Dia yang masih berbaring menyamping itu, perlahan-lahan mulai mendengarkan perkataanku. Wajahnya menoleh, menatapku lama setelah sebelumnya dia dengan perlahan membuka kedua matanya. Kubantu dia untuk beranjak duduk … Bibirnya masih sangat terkatup, hanya kepalanya saja yang tak berhenti untuk bergerak, memperhatikan sekitar.
Kupeluk dia, sesaat tangisannya itu pecah, tak tertahankan. Kutepuk pelan belakang pundaknya beberapa kali, berusaha untuk menenangkannya yang masih gemetaran di pelukanku itu. “Bagaimana? Apa kau sekarang, sudah bisa melihat semua orang yang mengelilingimu?” tanyaku, sambil menjatuhkan pandangan ke arah penduduk suku yang berdiri mengelilingi kami semua, sejak Tuya dengan tiba-tiba mengerang kesakitan sebelumnnya.
“Apa matanya sekarang … Sudah bisa melihat?” Celetukan salah satu perempuan paruh baya yang berdiri, seketika berubah menjadi tangisan haru dari para perempuan paruh baya lainnya yang berdiri di sekeliling kami.
“Terima kasih,” berulang-ulang dia mengucapkan kata-kata itu, ketika aku mengusapi matanya.
“Jika kau ingin berterima kasih, ucapkan hal tersebut untuk Adikku, Ryuzaki … Karena jika dia tidak mengajakku ke sini. Aku, mungkin tidak akan mengetahui apa yang kau alami,” ucapku, sambil menoleh ke arah Ryuzaki yang masih terdiam menatapi kami berdua.

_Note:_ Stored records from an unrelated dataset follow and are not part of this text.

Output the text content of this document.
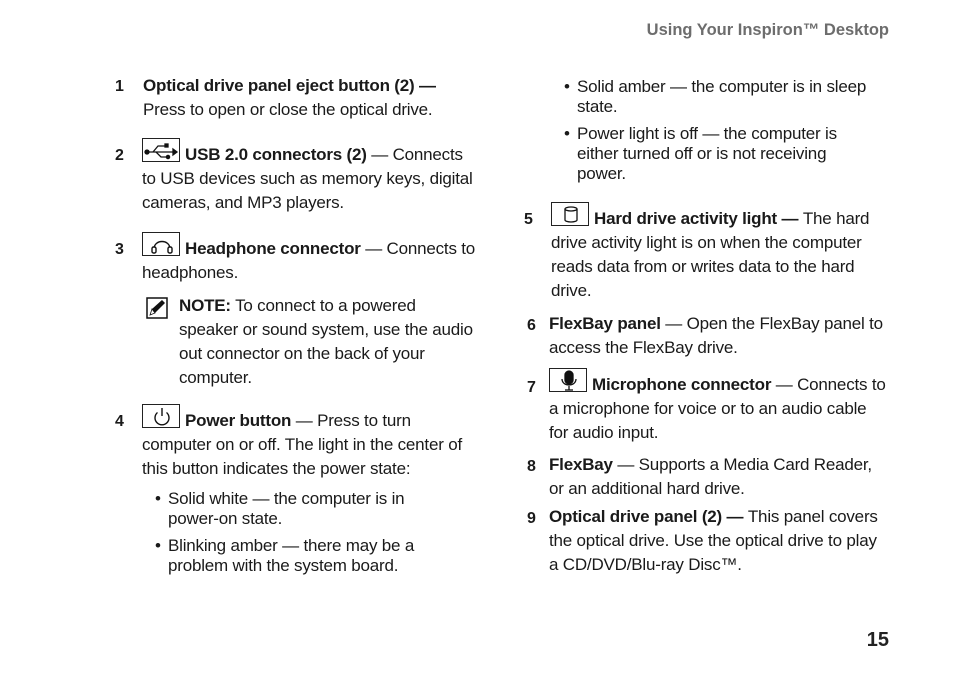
Using Your Inspiron™ Desktop
1 Optical drive panel eject button (2) —
Press to open or close the optical drive.
2	USB 2.0 connectors (2) — Connects to USB devices such as memory keys, digital cameras, and MP3 players.
3	Headphone connector — Connects to headphones.
NOTE: To connect to a powered speaker or sound system, use the audio out connector on the back of your computer.
4	Power button — Press to turn computer on or off. The light in the center of this button indicates the power state:
• Solid white — the computer is in power-on state.
• Blinking amber — there may be a problem with the system board.
• Solid amber — the computer is in sleep state.
• Power light is off — the computer is either turned off or is not receiving power.
5	Hard drive activity light — The hard drive activity light is on when the computer reads data from or writes data to the hard drive.
6 FlexBay panel — Open the FlexBay panel to access the FlexBay drive.
7	Microphone connector — Connects to a microphone for voice or to an audio cable for audio input.
8 FlexBay — Supports a Media Card Reader, or an additional hard drive.
9 Optical drive panel (2) — This panel covers the optical drive. Use the optical drive to play a CD/DVD/Blu-ray Disc™.
15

“Tuan Ryuzaki? Apa-” kata-kata Tuya terhenti, saat anggukan Ryuzaki menjawab kebingungannya. Dia melangkah lalu duduk di hadapan kami, hingga membuat Tuya beberapa kali menatapku dan dirinya bergantian.

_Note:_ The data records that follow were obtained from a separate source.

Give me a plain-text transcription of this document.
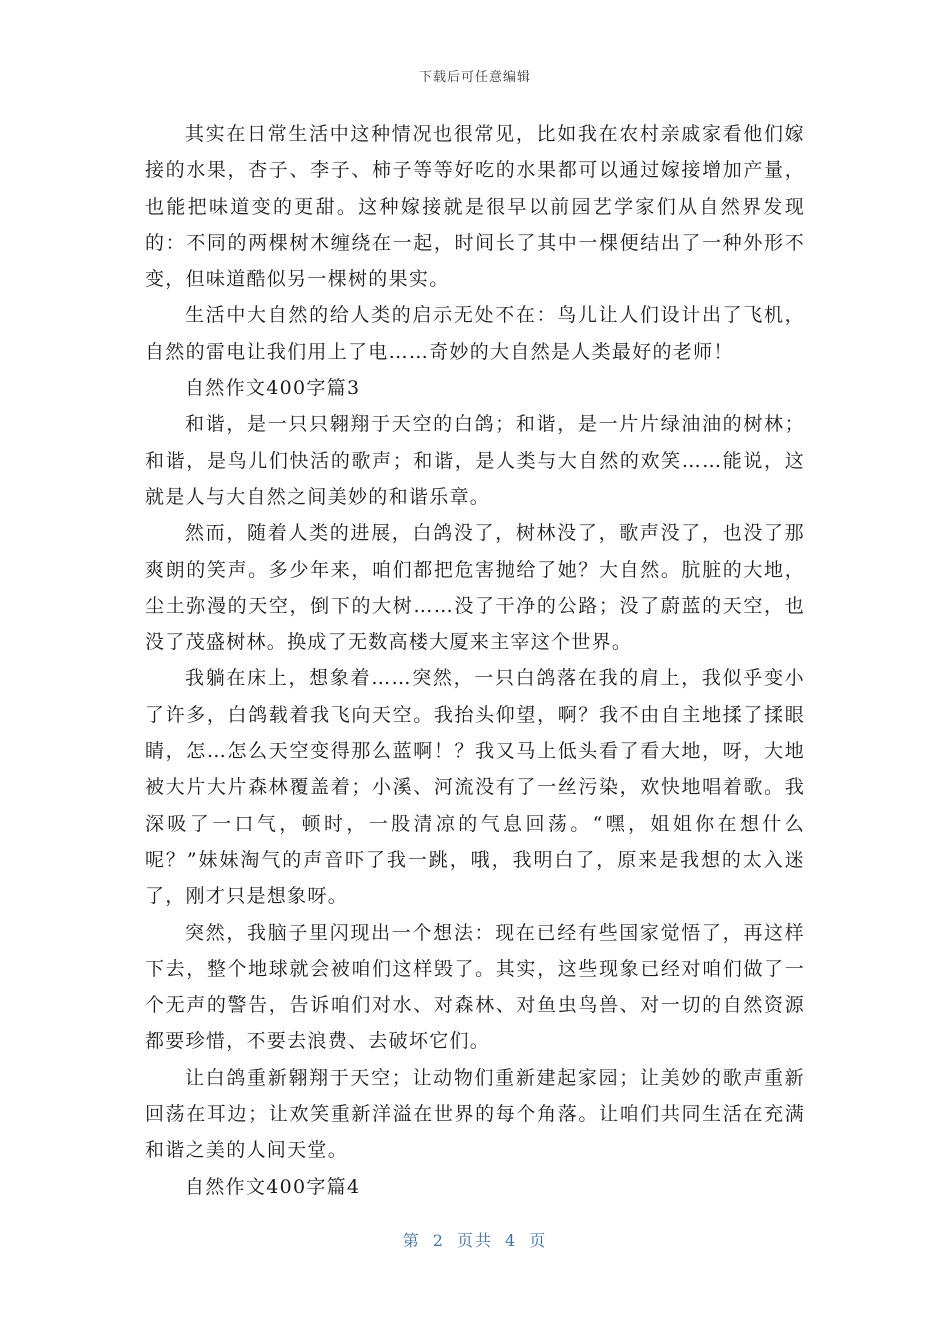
下载后可任意编辑

其实在日常生活中这种情况也很常见，比如我在农村亲戚家看他们嫁接的水果，杏子、李子、柿子等等好吃的水果都可以通过嫁接增加产量，也能把味道变的更甜。这种嫁接就是很早以前园艺学家们从自然界发现的：不同的两棵树木缠绕在一起，时间长了其中一棵便结出了一种外形不变，但味道酷似另一棵树的果实。

生活中大自然的给人类的启示无处不在：鸟儿让人们设计出了飞机，自然的雷电让我们用上了电……奇妙的大自然是人类最好的老师！

自然作文400字篇3

和谐，是一只只翱翔于天空的白鸽；和谐，是一片片绿油油的树林；和谐，是鸟儿们快活的歌声；和谐，是人类与大自然的欢笑……能说，这就是人与大自然之间美妙的和谐乐章。

然而，随着人类的进展，白鸽没了，树林没了，歌声没了，也没了那爽朗的笑声。多少年来，咱们都把危害抛给了她？大自然。肮脏的大地，尘土弥漫的天空，倒下的大树……没了干净的公路；没了蔚蓝的天空，也没了茂盛树林。换成了无数高楼大厦来主宰这个世界。

我躺在床上，想象着……突然，一只白鸽落在我的肩上，我似乎变小了许多，白鸽载着我飞向天空。我抬头仰望，啊？我不由自主地揉了揉眼睛，怎…怎么天空变得那么蓝啊！？我又马上低头看了看大地，呀，大地被大片大片森林覆盖着；小溪、河流没有了一丝污染，欢快地唱着歌。我深吸了一口气，顿时，一股清凉的气息回荡。“嘿，姐姐你在想什么呢？”妹妹淘气的声音吓了我一跳，哦，我明白了，原来是我想的太入迷了，刚才只是想象呀。

突然，我脑子里闪现出一个想法：现在已经有些国家觉悟了，再这样下去，整个地球就会被咱们这样毁了。其实，这些现象已经对咱们做了一个无声的警告，告诉咱们对水、对森林、对鱼虫鸟兽、对一切的自然资源都要珍惜，不要去浪费、去破坏它们。

让白鸽重新翱翔于天空；让动物们重新建起家园；让美妙的歌声重新回荡在耳边；让欢笑重新洋溢在世界的每个角落。让咱们共同生活在充满和谐之美的人间天堂。

自然作文400字篇4

第 2 页共 4 页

“Kami lahir di saat bersamaan. Jadi wajah kami pun terlihat sama,” ungkapku sembari menjatuhkan pandangan lagi, kepada adik laki-lakiku itu.
“Berhenti memanggilku Tuan, Tuya! Karena kau, bukanlah pelayanku,” tutur Ryuzaki, hingga membuat gadis itu kembali terdiam menatapnya.
“Sekarang, alasan kalau kau tidak pantas hanya karena matamu tidak bisa melihat, sudah tidak ada lagi. Jadi Tuya, apa kau bersedia untuk menerima lamaran dariku?”
“Lamaran?”
Ryuzaki menoleh ke arahku, matanya yang berwarna cokelat itu menatapku dengan sangat teduh, “jika Zeki, selalu menunggu Kakakku di setiap kehidupannya. Maka aku … Sudah menjatuhkan pilihan kepadanya sejak lama,” ucap Adikku itu, menggunakan Bahasa Latin yang hanya bisa dimengerti olehku dan olehnya.
KAMU SEDANG MEMBACA
Our Queen : Memento Mori
FantasiaKelanjutan dari novel 'Fake Princess' di MT/NT. Diharapkan, untuk membaca novel 'Fake Princess' terlebih dahulu, agar dapat mengerti dengan alur ceritanya. Genre : Dystopia, High Fantasy, Romance, Action, Mystery, Slice of Life, Adventure, Psycholog...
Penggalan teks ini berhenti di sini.